Figure 5. CD melting profile of free promoter sequences (BCL2, KRAS and VEGFA) and their complex with Chelerytrine in the ratio 1:2.

(A) BCL2 (B) KRAS (C) VEGFA. All experiments were carried out using 10 mM potassium phosphate buffer containing 100 mM potassium chloride at pH 7.0.

Figure 6. Isothermal titration calorimetry (ITC) profile of Chelerythrine with promoter sequences (BCL2, KRAS and VEGFA).
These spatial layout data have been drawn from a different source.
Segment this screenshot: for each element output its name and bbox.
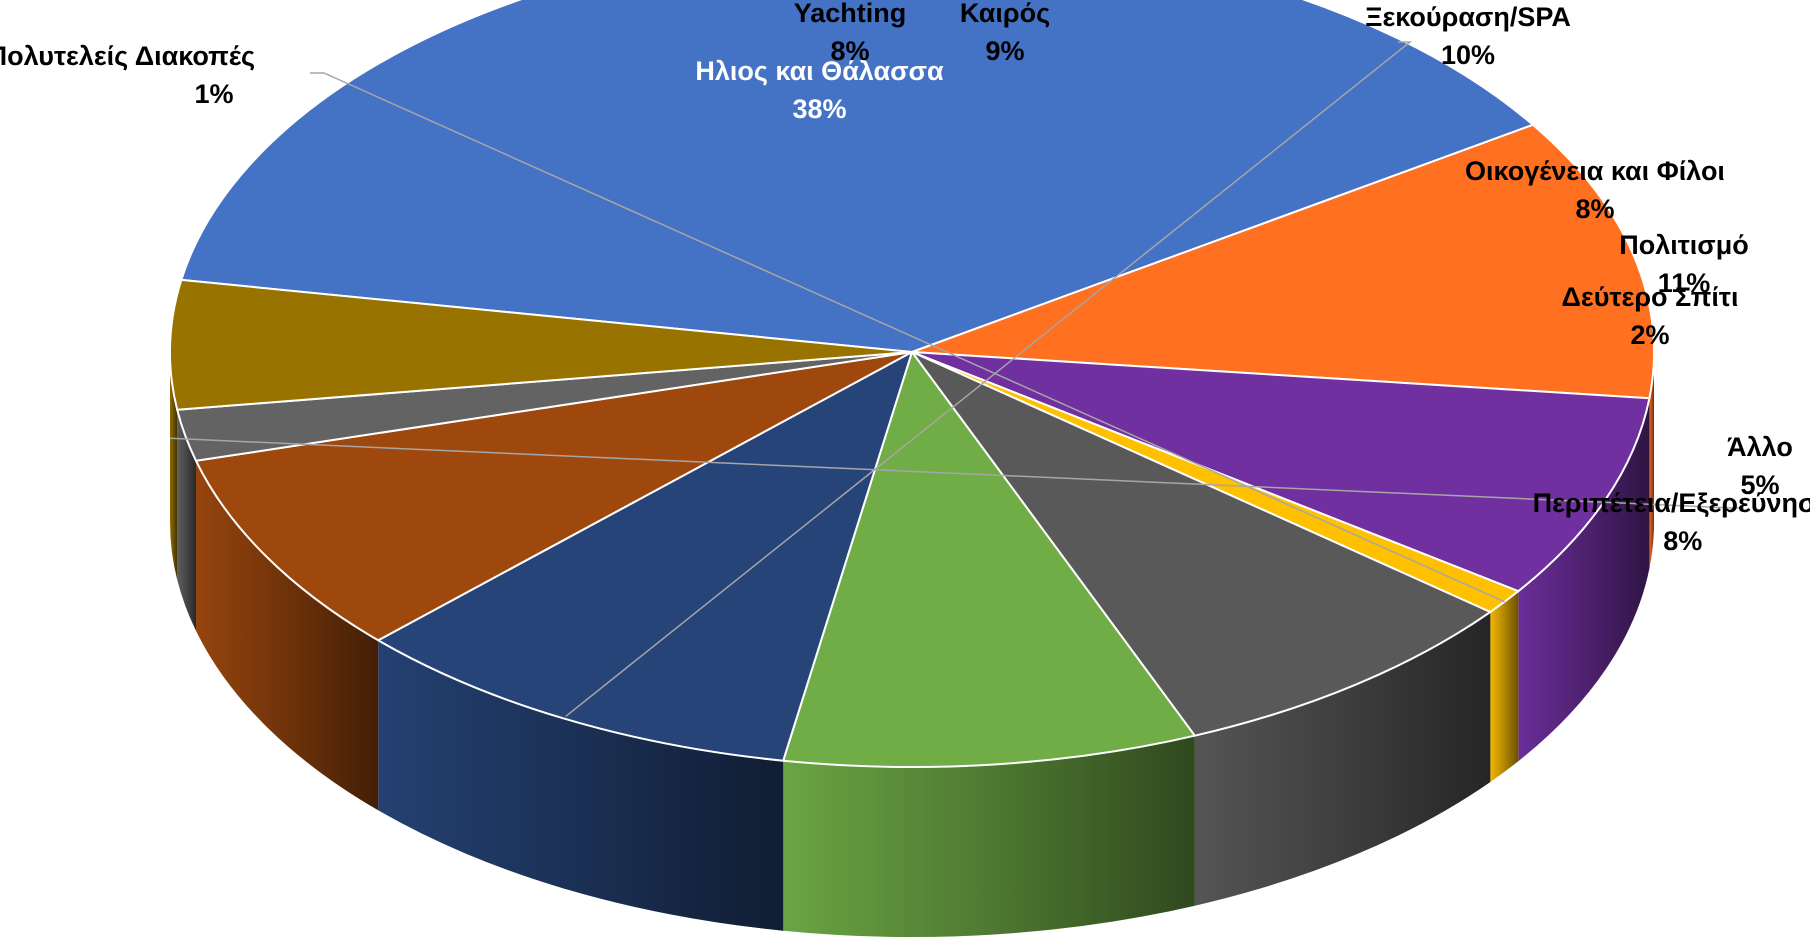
slice-side-καιρός-shade [783,735,1195,938]
data-label-value-περιπέτεια-εξερεύνηση: 8% [1663,526,1702,556]
slice-άλλο [168,278,913,411]
pie-sides [169,352,1654,938]
data-label-value-πολιτισμό: 11% [1658,268,1711,298]
data-label-category-ηλιος-και-θάλασσα: Ηλιος και Θάλασσα [695,56,944,86]
slice-ξεκούραση-spa [377,351,913,762]
data-label-value-yachting: 8% [830,36,869,66]
leader-line-άλλο [170,437,1744,509]
data-label-value-οικογένεια-και-φίλοι: 8% [1575,194,1614,224]
data-label-category-δεύτερο-σπίτι: Δεύτερο Σπίτι [1562,282,1739,312]
data-label-category-άλλο: Άλλο [1727,432,1793,462]
slice-side-άλλο-shade [169,352,178,580]
data-labels: Ηλιος και Θάλασσα 38% Πολιτισμό 11% Περιπέτε… [0,0,1810,556]
slice-οικογένεια-και-φίλοι [195,351,913,642]
slice-side-πολιτισμό-shade [1649,352,1654,569]
data-label-category-πολιτισμό: Πολιτισμό [1619,230,1749,260]
data-label-value-δεύτερο-σπίτι: 2% [1630,320,1669,350]
data-label-value-πολυτελείς-διακοπές: 1% [194,79,233,109]
data-label-category-yachting: Yachting [794,0,907,28]
slice-side-δεύτερο-σπίτι-shade [177,409,196,631]
slice-side-πολυτελείς-διακοπές-shade [1490,591,1519,782]
slice-side-περιπέτεια-εξερεύνηση-shade [1518,398,1650,762]
data-label-category-καιρός: Καιρός [960,0,1050,28]
leader-line-ξεκούραση-spa [565,41,1413,717]
data-label-value-ξεκούραση-spa: 10% [1441,40,1495,70]
label-leader-lines [170,41,1744,717]
data-label-value-ηλιος-και-θάλασσα: 38% [792,94,846,124]
leader-line-πολυτελείς-διακοπές [310,72,1505,603]
data-label-category-πολυτελείς-διακοπές: Πολυτελείς Διακοπές [0,41,255,71]
slice-πολιτισμό [911,123,1655,400]
slice-καιρός [782,351,1196,769]
pie-slices [168,0,1655,769]
data-label-category-οικογένεια-και-φίλοι: Οικογένεια και Φίλοι [1465,156,1725,186]
slice-yachting [911,351,1492,737]
data-label-category-περιπέτεια-εξερεύνηση: Περιπέτεια/Εξερεύνηση [1533,488,1810,518]
data-label-value-άλλο: 5% [1740,470,1779,500]
slice-side-οικογένεια-και-φίλοι-shade [196,460,379,811]
slice-side-yachting-shade [1194,612,1491,906]
data-label-value-καιρός: 9% [985,36,1024,66]
data-label-category-ξεκούραση-spa: Ξεκούραση/SPA [1365,2,1571,32]
slice-περιπέτεια-εξερεύνηση [911,351,1651,593]
slice-ηλιος-και-θάλασσα [180,0,1534,353]
slice-side-ξεκούραση-spa-shade [378,640,784,931]
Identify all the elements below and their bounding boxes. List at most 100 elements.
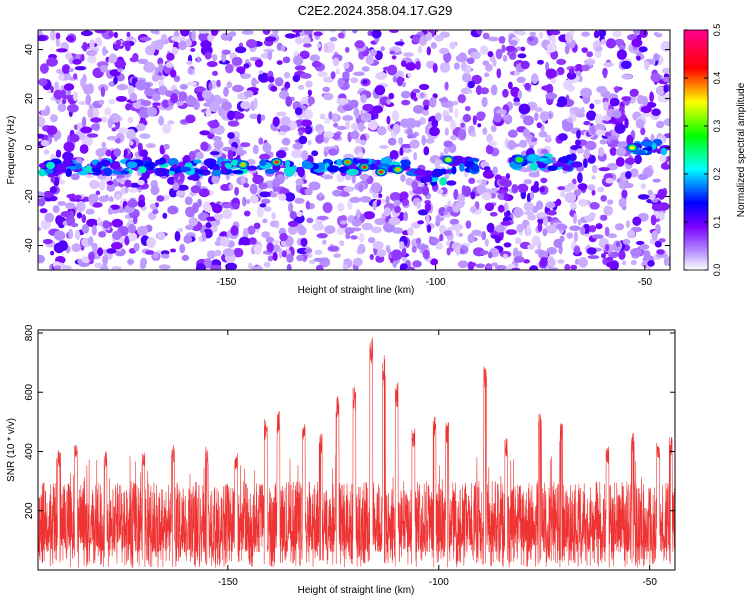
heatmap-cell bbox=[345, 46, 350, 53]
heatmap-cell bbox=[124, 41, 131, 52]
heatmap-cell bbox=[162, 194, 170, 201]
heatmap-cell bbox=[270, 85, 278, 92]
heatmap-cell bbox=[111, 242, 123, 250]
heatmap-cell bbox=[529, 190, 535, 201]
heatmap-cell bbox=[494, 265, 507, 270]
heatmap-cell bbox=[516, 76, 526, 84]
heatmap-cell bbox=[529, 31, 537, 36]
heatmap-cell bbox=[106, 248, 117, 254]
heatmap-cell bbox=[281, 137, 291, 146]
heatmap-cell bbox=[483, 166, 491, 172]
heatmap-cell bbox=[355, 138, 362, 144]
heatmap-cell bbox=[137, 142, 143, 153]
heatmap-cell bbox=[435, 242, 443, 250]
heatmap-cell bbox=[485, 264, 493, 269]
heatmap-cell bbox=[636, 240, 645, 246]
heatmap-cell bbox=[154, 39, 164, 51]
heatmap-cell bbox=[486, 133, 493, 143]
heatmap-cell bbox=[209, 264, 222, 270]
heatmap-cell bbox=[88, 193, 99, 203]
heatmap-cell bbox=[607, 199, 614, 205]
heatmap-cell bbox=[329, 30, 336, 33]
heatmap-cell bbox=[42, 238, 53, 245]
heatmap-cell bbox=[621, 189, 628, 199]
heatmap-cell bbox=[111, 127, 117, 132]
heatmap-cell bbox=[261, 231, 271, 239]
heatmap-cell bbox=[254, 265, 263, 270]
heatmap-cell bbox=[545, 201, 556, 209]
heatmap-cell bbox=[422, 249, 430, 260]
heatmap-ridge-cell bbox=[246, 165, 258, 171]
heatmap-cell bbox=[137, 200, 146, 208]
heatmap-cell bbox=[156, 195, 165, 202]
heatmap-cell bbox=[401, 81, 407, 88]
heatmap-cell bbox=[192, 202, 199, 214]
heatmap-cell bbox=[332, 189, 342, 197]
snr-ytick-label: 600 bbox=[24, 383, 35, 400]
heatmap-cell bbox=[191, 30, 196, 42]
heatmap-cell bbox=[386, 98, 391, 105]
heatmap-cell bbox=[401, 247, 407, 258]
heatmap-cell bbox=[578, 199, 588, 207]
heatmap-cell bbox=[505, 229, 517, 236]
heatmap-cell bbox=[531, 235, 541, 247]
heatmap-cell bbox=[407, 227, 414, 236]
heatmap-cell bbox=[448, 106, 454, 113]
heatmap-cell bbox=[598, 30, 607, 38]
heatmap-cell bbox=[526, 192, 531, 204]
heatmap-cell bbox=[46, 57, 58, 67]
heatmap-cell bbox=[564, 44, 570, 55]
heatmap-cell bbox=[586, 51, 593, 58]
heatmap-cell bbox=[140, 149, 148, 158]
heatmap-cell bbox=[240, 175, 246, 185]
heatmap-cell bbox=[407, 72, 412, 78]
heatmap-cell bbox=[425, 124, 430, 135]
heatmap-cell bbox=[652, 178, 661, 183]
heatmap-ridge-cell bbox=[414, 169, 427, 176]
heatmap-cell bbox=[615, 157, 625, 167]
heatmap-cell bbox=[124, 235, 130, 246]
heatmap-cell bbox=[615, 147, 627, 157]
heatmap-cell bbox=[147, 62, 153, 68]
heatmap-cell bbox=[354, 108, 360, 119]
heatmap-ridge-cell bbox=[422, 175, 433, 183]
heatmap-cell bbox=[272, 244, 281, 253]
heatmap-cell bbox=[651, 108, 661, 116]
heatmap-cell bbox=[625, 171, 632, 179]
heatmap-cell bbox=[344, 227, 355, 235]
heatmap-cell bbox=[322, 202, 333, 214]
heatmap-cell bbox=[81, 135, 93, 147]
heatmap-cell bbox=[405, 266, 416, 270]
heatmap-cell bbox=[584, 140, 597, 151]
heatmap-cell bbox=[495, 48, 503, 60]
heatmap-cell bbox=[285, 96, 293, 107]
heatmap-cell bbox=[575, 70, 582, 77]
heatmap-cell bbox=[259, 191, 271, 198]
heatmap-cell bbox=[291, 30, 303, 33]
heatmap-cell bbox=[386, 115, 391, 125]
heatmap-cell bbox=[573, 213, 577, 224]
heatmap-cell bbox=[276, 111, 287, 117]
heatmap-cell bbox=[206, 61, 218, 68]
heatmap-cell bbox=[133, 242, 140, 252]
heatmap-cell bbox=[113, 76, 118, 85]
heatmap-cell bbox=[235, 46, 247, 54]
heatmap-cell bbox=[663, 118, 670, 127]
heatmap-cell bbox=[400, 174, 406, 182]
heatmap-cell bbox=[417, 220, 424, 225]
heatmap-ridge-cell bbox=[356, 158, 369, 164]
heatmap-cell bbox=[376, 249, 387, 258]
heatmap-cell bbox=[286, 253, 294, 263]
heatmap-ylabel: Frequency (Hz) bbox=[6, 116, 17, 185]
heatmap-cell bbox=[382, 66, 393, 71]
heatmap-cell bbox=[311, 60, 322, 68]
heatmap-cell bbox=[600, 39, 607, 45]
heatmap-cell bbox=[267, 255, 274, 262]
heatmap-cell bbox=[374, 218, 386, 226]
heatmap-cell bbox=[209, 151, 220, 156]
heatmap-cell bbox=[178, 91, 188, 102]
heatmap-cell bbox=[339, 240, 345, 246]
heatmap-cell bbox=[596, 86, 608, 94]
heatmap-cell bbox=[343, 62, 350, 69]
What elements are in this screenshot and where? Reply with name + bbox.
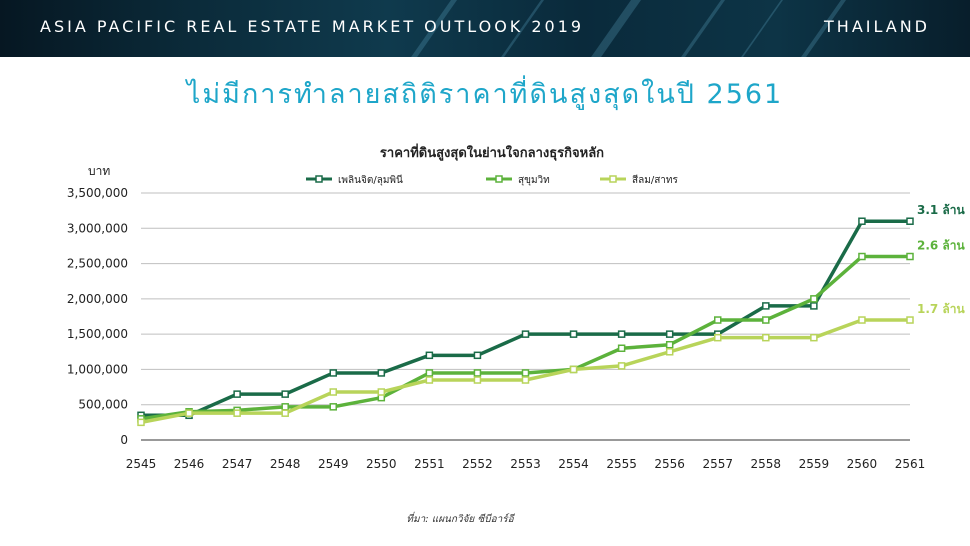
data-point (569, 330, 578, 338)
y-axis-label: บาท (88, 164, 110, 178)
x-tick-label: 2553 (510, 457, 541, 471)
data-point (906, 316, 914, 324)
y-tick-label: 1,500,000 (67, 327, 128, 341)
series-0 (137, 217, 914, 420)
data-point (473, 369, 482, 377)
y-tick-label: 2,500,000 (67, 257, 128, 271)
data-point (762, 302, 770, 310)
end-value-label: 2.6 ล้าน (917, 239, 966, 253)
country-label: THAILAND (824, 17, 930, 36)
series-line (141, 219, 910, 418)
legend-label: สุขุมวิท (518, 175, 550, 186)
data-point (762, 316, 770, 324)
data-point (329, 388, 337, 396)
series-lines (137, 217, 914, 427)
series-1 (137, 252, 914, 423)
data-point (137, 418, 145, 427)
data-point (906, 217, 914, 225)
data-point (233, 409, 241, 417)
y-tick-label: 3,000,000 (67, 221, 128, 235)
data-point (617, 344, 626, 353)
data-point (810, 302, 818, 310)
header-banner: ASIA PACIFIC REAL ESTATE MARKET OUTLOOK … (0, 0, 970, 57)
data-point (762, 333, 770, 342)
data-point (906, 252, 914, 261)
data-point (569, 365, 578, 374)
x-tick-label: 2558 (751, 457, 782, 471)
y-tick-label: 1,000,000 (67, 362, 128, 376)
data-point (714, 333, 722, 342)
y-tick-label: 3,500,000 (67, 186, 128, 200)
x-tick-label: 2545 (126, 457, 157, 471)
data-point (858, 316, 866, 324)
end-value-label: 1.7 ล้าน (917, 302, 966, 316)
data-point (473, 351, 482, 360)
data-point (617, 330, 626, 338)
data-point (521, 330, 530, 338)
data-point (858, 252, 866, 261)
x-tick-label: 2554 (558, 457, 589, 471)
series-2 (137, 316, 914, 427)
data-point (714, 316, 722, 324)
legend-label: สีลม/สาทร (632, 174, 679, 186)
data-point (810, 333, 818, 342)
grid-lines (141, 192, 910, 441)
report-title: ASIA PACIFIC REAL ESTATE MARKET OUTLOOK … (40, 17, 585, 36)
data-point (665, 348, 674, 356)
data-point (665, 330, 674, 338)
data-point (329, 369, 337, 377)
data-point (425, 351, 434, 360)
x-tick-label: 2559 (799, 457, 830, 471)
chart-title: ราคาที่ดินสูงสุดในย่านใจกลางธุรกิจหลัก (380, 143, 604, 161)
legend-marker (609, 175, 617, 183)
x-tick-label: 2556 (654, 457, 685, 471)
data-point (233, 390, 241, 398)
x-tick-label: 2547 (222, 457, 253, 471)
legend-marker (315, 175, 323, 183)
data-point (185, 409, 193, 417)
y-tick-label: 500,000 (78, 398, 128, 412)
data-point (329, 403, 337, 411)
data-point (617, 362, 626, 370)
end-value-label: 3.1 ล้าน (917, 203, 966, 217)
data-point (665, 340, 674, 349)
data-point (521, 376, 530, 384)
data-point (425, 369, 434, 377)
end-labels: 3.1 ล้าน 2.6 ล้าน 1.7 ล้าน (917, 203, 966, 316)
x-tick-label: 2548 (270, 457, 301, 471)
x-tick-label: 2546 (174, 457, 205, 471)
source-note: ที่มา: แผนกวิจัย ซีบีอาร์อี (406, 514, 514, 525)
data-point (425, 376, 434, 384)
x-tick-label: 2560 (847, 457, 878, 471)
x-tick-label: 2550 (366, 457, 397, 471)
data-point (281, 403, 289, 411)
y-tick-label: 0 (120, 433, 128, 447)
y-axis-ticks: 0 500,000 1,000,000 1,500,000 2,000,000 2,500… (67, 186, 128, 447)
x-tick-label: 2555 (606, 457, 637, 471)
legend-label: เพลินจิต/ลุมพินี (338, 174, 403, 186)
y-tick-label: 2,000,000 (67, 292, 128, 306)
x-tick-label: 2552 (462, 457, 493, 471)
x-axis-ticks: 2545 2546 2547 2548 2549 2550 2551 2552 2553 2554… (126, 457, 926, 471)
data-point (281, 390, 289, 398)
data-point (473, 376, 482, 384)
x-tick-label: 2557 (702, 457, 733, 471)
x-tick-label: 2549 (318, 457, 349, 471)
legend-marker (495, 175, 503, 183)
data-point (377, 369, 386, 377)
data-point (858, 217, 866, 225)
data-point (281, 409, 289, 417)
legend: เพลินจิต/ลุมพินี สุขุมวิท สีลม/สาทร (306, 174, 679, 186)
data-point (377, 388, 386, 396)
page-headline: ไม่มีการทำลายสถิติราคาที่ดินสูงสุดในปี 2… (186, 79, 784, 110)
x-tick-label: 2561 (895, 457, 926, 471)
x-tick-label: 2551 (414, 457, 445, 471)
data-point (521, 369, 530, 377)
data-point (810, 295, 818, 303)
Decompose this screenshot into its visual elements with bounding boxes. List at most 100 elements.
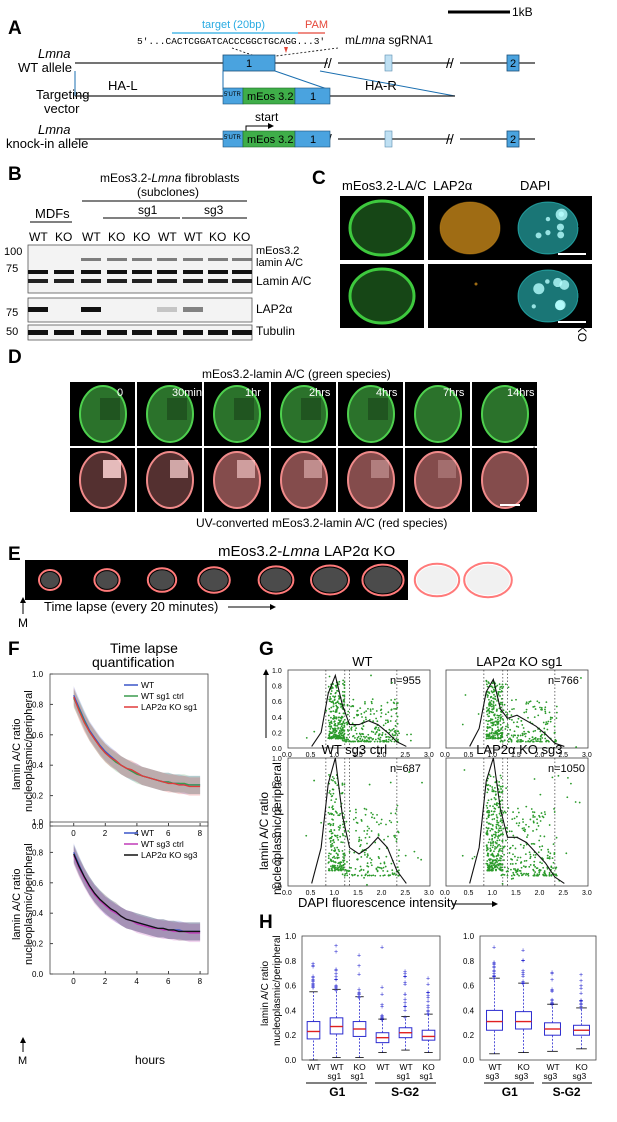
scatter-point [491,838,493,841]
y-tick-label: 0.0 [32,822,44,831]
scatter-point [543,727,546,730]
outlier: + [550,977,554,984]
scatter-point [342,856,345,858]
scatter-point [532,821,535,824]
scatter-point [305,834,308,837]
scatter-point [333,720,336,723]
band-lap2a [28,307,48,312]
scatter-point [341,782,344,785]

(A) BCL2 (B) KRAS (C) VEGFA. The top panel display the isothermal plot of the Chelerythrine-promoter sequences complex formation, whereas lower panel represent the integrated binding isotherm generated from the integration of peak area as a function of molar ratio. The solid line represents the best fit data using ‘one site binding model’.

Figure 7

(A) Real time PCR analysis show Chelerythrine-mediated repression of VEGFA, KRAS and BCL2 genes expression in MCF7 cells. Bar diagram showing relative expression level, quantified using real time PCR analysis, of VEGFA, KRAS and BCL2 genes after treatment of cells with 15 and 150 nM (n = 3 batches of cells for each treatment) Chelerythrine for 24 h. Control received only the buffer in which Chelerytrine was suspended. Data presented as relative expression level (±Standard Error) where expression in control calculated as almost 1 (±Standard Error). Expressions in different samples normalized based on expression of GAPDH gene. *significantly changed from control, and **significantly changed from cognate 15 nM sample (indicated with dashed line). (B–G) Chelerythrine downregulates the promoter activity of BCL2, KRAS and VEGFA through targeting G-quadruplex, confirmed by luciferase assay. (B,D,F) Schematic representations of the reporter luciferase constructs are given. BCL2 G-Quadruplex (GQ), KRAS GQ, and VEGFA GQ are the quadruplex- scaffolds which are located at the upstream of hRlucCP. GQ deleted constructs are also demonstrated below. (C,E,G) Promoter activity is shown in terms of relative luciferase units, which dictates the expression of the reporter gene. Significant reduction in luciferase activity is found for the constructs which harbour the quadruplex motifs in the upstream of promoters compared to those which are devoid of quadruplex motifs. Error bars in the bar plots (E,F and G) represent means ± s.d. from three independent experiments. Asterisks (*) indicate statistical significance as determined from Student’s t-test (*indicates P < 0.05, **indicates P < 0.01, ***indicates P < 0.001), which denote significant differences in the promoter activities of BCL2, KRAS, and VEGFA, compared with values for untreated cells (control).

Figure 8

(A–D) Ensemble structure of BCL2. (A) control (B) BCL2-Chelerythrine (1:2) complex. The frames were collected from 45–50 ns of MD trajectory. (grey colour showed DNA bases present in the loop) (blue (A) and orange (B) color showed G-quartet forming bases) (C) A plot of RMSD of all atom vs time. (D) A plot of RMSF of individual residue of BCL2 control and BCL2-Chelerythrine complex. (E–H) Ensemble structure of VEGFA. (E) control (F) VEGFA-Chelerythrine (1:2) complex. The frames were collected from 45-50 ns of MD trajectory. (blue colour showed DNA bases present in the loop). (light pink (A) and (B) color showed G-quartet forming bases) (G) A plot of RMSD of all atom vs time. (H) A plot of RMSF of individual residue of BCL2 control and VEGFA-Chelerythrine complex.